Hence liquid pap ogi, is a product of fermentation by different microorganisms with diverse metabolic activities, organic substances will be released from the corn kernels to reduce their nutritional measures. This is the reason of the low nutrient compositions recorded. Much of the required nutrients was released in the steep liquor which however is not of any dietary value compared to the role liquid pap ogi plays in African diet. Therefore, the loss in nutrient values of the corn kernels during fermentation, is an unavoidable step in processing, if a desired product of ogi must be attained. The results of the proximate analysis of this research was due to the activities of the microbial enzymes during the fermentation process (Rombouts and Nout, 1995). Hence these microbial enzyme activities causes reduction in fibre content and increase in both reducing and total soluble sugars (Odetokun, 2000), this could lead to the increase in carbohydrate value. With this result of proximate analyses, this work agrees with the previous findings of Evans et al. (2003) and Oboh and Akindahunsi (2003). However, from the sieving of the grinded corn kernels to preparation with hot water, sequential microbial reductions in population was observed. These acknowledged and emphasized that every stage involved in ogi is important as a vital role and must be adopted for a quality ogi product.

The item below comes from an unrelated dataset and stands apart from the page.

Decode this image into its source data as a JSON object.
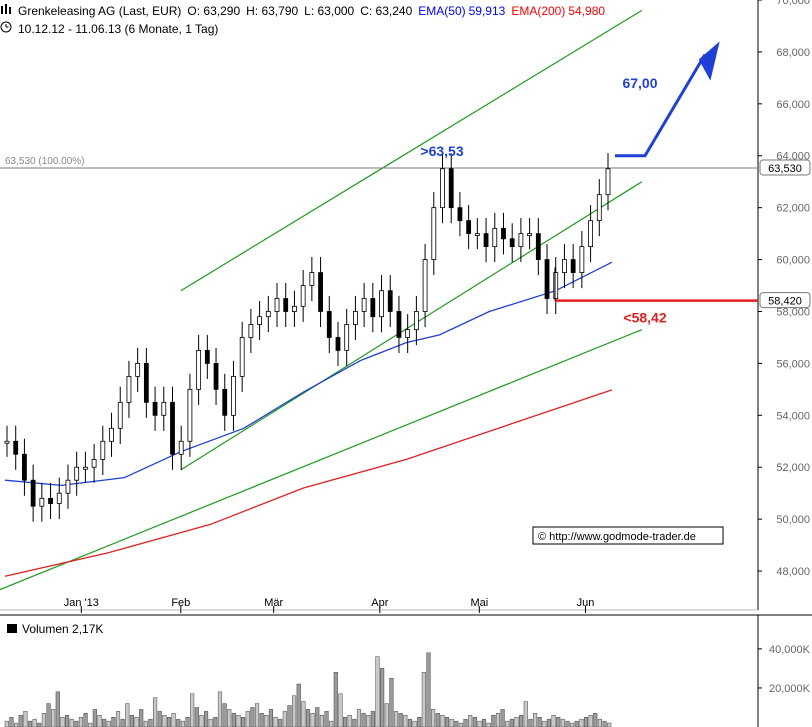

The decrease in microbial load observed, after 48 h of fermentation, might be as a result of the decreased pH status and the presence of lactic acid bacteria at that period of fermentation. Also, the fermentable sugars in the corn kernels would have been fermented by lactic acid bacteria and could have increased the amount of lactic acid in the corn steep liquor, to serve as an inhibitory substances to other microorganisms of less acid tolerance. Also, the decrease in pH observed in steep liquor could be associated with the production of organic acid and other acid metabolic end product which has culminated to effect the pH reduction (Gabriel and Akharaiyi, 2007).

CONCLUSION

Ogi is a common weaning food in all parts of Nigeria, thus its importance cannot be ignored. Its daily research and findings will improve the hygienic methods of processing and preparations. Some enterotoxins produced by some food poisoning organisms are heat stable and preparing ogi with hot (100°C) and boiling further for 5 min will enhance safety as it will destroy any existing organism and toxins produced. Also, it will enhance the shelf live of the products.